I, meanwhile, have never forgotten Darcy, and will never forget his problem. In milder form that problem, I’ve come to see, is also mine, and yours, and to some degree every human being’s.
I’ve written on these pages about Brexit and the way it’s driving me mad. Ten years ago, with horrible prescience, I ended my Times column about Darcy by remarking that when his life was over, an amused providence ‘may reincarnate him as a Euro-sceptic MP. Then for decades he can leap up and down on the green leather benches snapping his jaws and barking at Brussels.’
But I never guessed that it would happen to me, too, an ardent Remainer, snarling, snapping, barking and leaping at an imaginary fence on the other side of which I seem to see, like Banquo’s ghost, the apotheosis of Leave. Half the people I know languish, wretched but unyielding, on one side or the other of this fence. We long for release but not, somehow, escape.
And now the Darcy syndrome has struck again, this time on a small, parochial, yet for me intense scale. I shall not trouble you with the issue. It is honestly of absolutely no consequence. But some people I know have done some other people I know a minor injustice, and for some weird reason I just cannot expel it from my mind. In the real world I made my position clear and have since refused to return to it: I can’t stand it when other people keep stirring, so I won’t fall into the sin of agitation. There would be no point. I absolutely know that. Or the rational part of my brain knows it.

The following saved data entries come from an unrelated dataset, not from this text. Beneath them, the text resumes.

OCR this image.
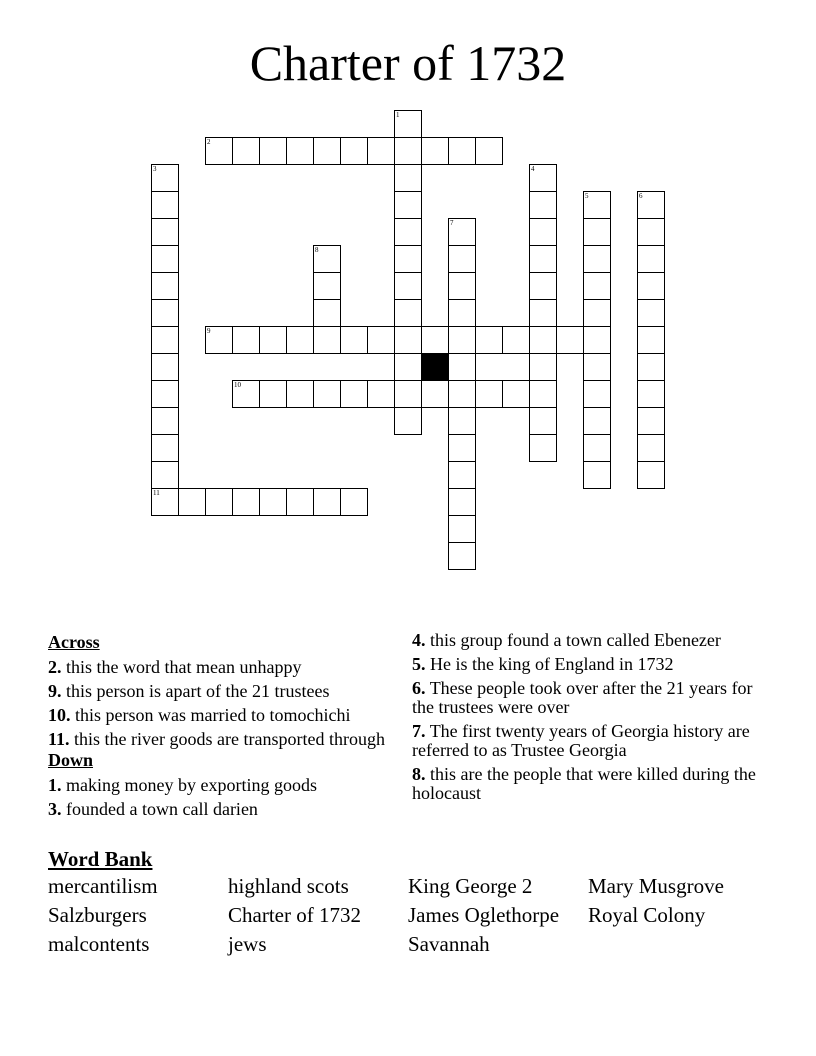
Charter of 1732
1
2
3
11
4
5	6
7
8
9
10
Across
2. this the word that mean unhappy
9. this person is apart of the 21 trustees
10. this person was married to tomochichi
11. this the river goods are transported through
Down
1. making money by exporting goods
3. founded a town call darien
4. this group found a town called Ebenezer
5. He is the king of England in 1732
6. These people took over after the 21 years for the trustees were over
7. The first twenty years of Georgia history are referred to as Trustee Georgia
8. this are the people that were killed during the holocaust
Word Bank
mercantilism	highland scots	King George 2	Mary Musgrove
Salzburgers	Charter of 1732	James Oglethorpe	Royal Colony
malcontents	jews	Savannah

But in idle moments — rather like that tiresome melody you just can’t get out of your head, repeating and repeating — I keep returning in my imagination to my version of Darcy’s fence. I bark my disapproval. I imagine the response and then phrase my response to the response. I compose in my imagination tiny dramas in which the other side are hoist with their own petard, and savour the schadenfreude. I imagine circumstances in which the tables would be turned.
I even work out the phrasing of the things I’d then say: painstakingly courteous, restrained, taking care not to gloat or sound remotely vindictive. Or perhaps I would say nothing, seeming to rise above it, allowing my silence to speak my reproach? I have spent scores of hours at sleepless times in the reaches of the night, churning, threshing, reviewing imagined developments of this story as I star in my own drama as a caped crusader against petty injustice. Yet all along knowing — never for a second doubting — that this is silly, unimportant and, anyway, water under the bridge.
Can a kelpie know the same? Would canine self-awareness have softened his punishment? Or sharpened the pain? Rest in peace, Darcy. I understand, now.